Everything has a beginning. Some of those streets still exist with different names:

https://www.battlemaps.us/cdn/shop/...__82235.1465353250.1280.1280.jpg?v=1480559410
It’s wild to see how much cities like New York have transformed over time. You’re right, those crime movies might’ve focused on mobsters and cops, but they also captured a unique vibe of the city that’s hard to replicate today. The streets and locations in the background almost feel like characters themselves. It’s cool to think about how much history is embedded in those places, even if the names have changed. Thanks for sharing those links, such a neat glimpse into the past!
 
It’s wild to see how much cities like New York have transformed over time. You’re right, those crime movies might’ve focused on mobsters and cops, but they also captured a unique vibe of the city that’s hard to replicate today. The streets and locations in the background almost feel like characters themselves. It’s cool to think about how much history is embedded in those places, even if the names have changed. Thanks for sharing those links, such a neat glimpse into the past!
You're welcome. There are innumerable photos on-line of almost every place, not just New York, taken since the invention of photography. Videos too, going back to the first film-making around the end of the nineteen century. Some of those have been remastered to remove the "flicker" of old cameras that had fewer frames per second than today. Some of them have been colorized too. It's amazing how many people have been documenting all this stuff.

A lot of work has gone into organizing this. These are two such sites.

https://www.oldnyc.org/

https://1940s.nyc/map#13.69/40.7093/-73.99397
 
I like the "Broken People Find Each Other" trope. Two people, beaten down by unfaithful spouses, ruthless bosses, or just plain hard life find each other and prop each other up, fall in love with each other.
 
It's amazing how many people have been documenting all this stuff.
There's plenty of Youtube channels with such old footage, including decades-old TV shows. You can sometimes reach surprising far in the past this way and yet still remain within living memory.
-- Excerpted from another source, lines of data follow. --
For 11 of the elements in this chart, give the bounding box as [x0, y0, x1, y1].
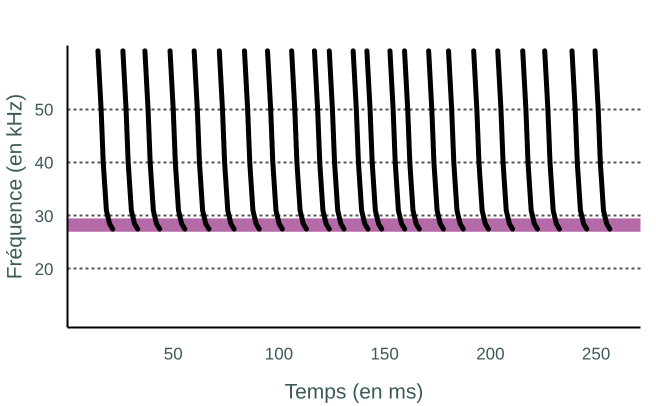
- x-tick-label: 50: [164, 344, 183, 364]
- x-tick-label: 200: [476, 344, 505, 364]
- x-tick-label: 100: [264, 344, 294, 364]
- y-tick-label: 20: [34, 260, 54, 279]
- y-tick-label: 40: [34, 154, 54, 173]
- x-tick-label: 250: [582, 344, 610, 364]
- y-axis-title: Fréquence (en kHz): [4, 94, 27, 280]
- y-tick-label: 50: [34, 100, 54, 120]
- x-axis-title: Temps (en ms): [284, 380, 424, 404]
- y-tick-label: 30: [34, 206, 54, 226]
- x-tick-label: 150: [370, 344, 399, 364]
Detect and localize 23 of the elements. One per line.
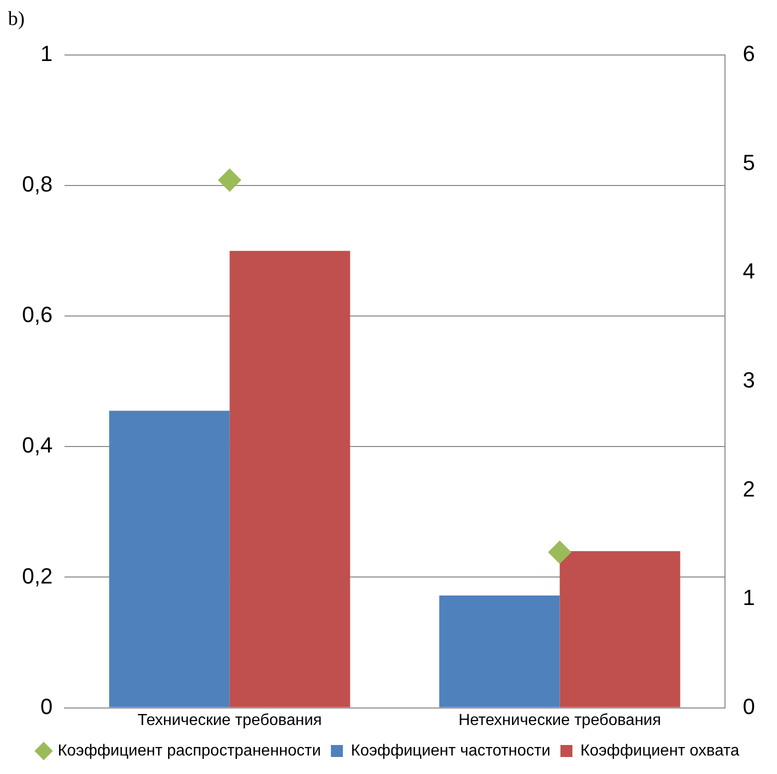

I once saw a recording of British TV from (I believe) 1960s. They were interviewing Bertrand Russell, who at the time was about eighty, and he recalled what his grandfather (who was a member of the British parliament) once said to him about a "young French upstart" that was the subject of many concerns and discussions in the House of Lords.

The guy in question was Napoleon Bonaparte.
 
I love to write about serial killers, which I can't do on this site, or maybe I could but it'd have to be toned down. What does that say about? I don't know, probably nothing good.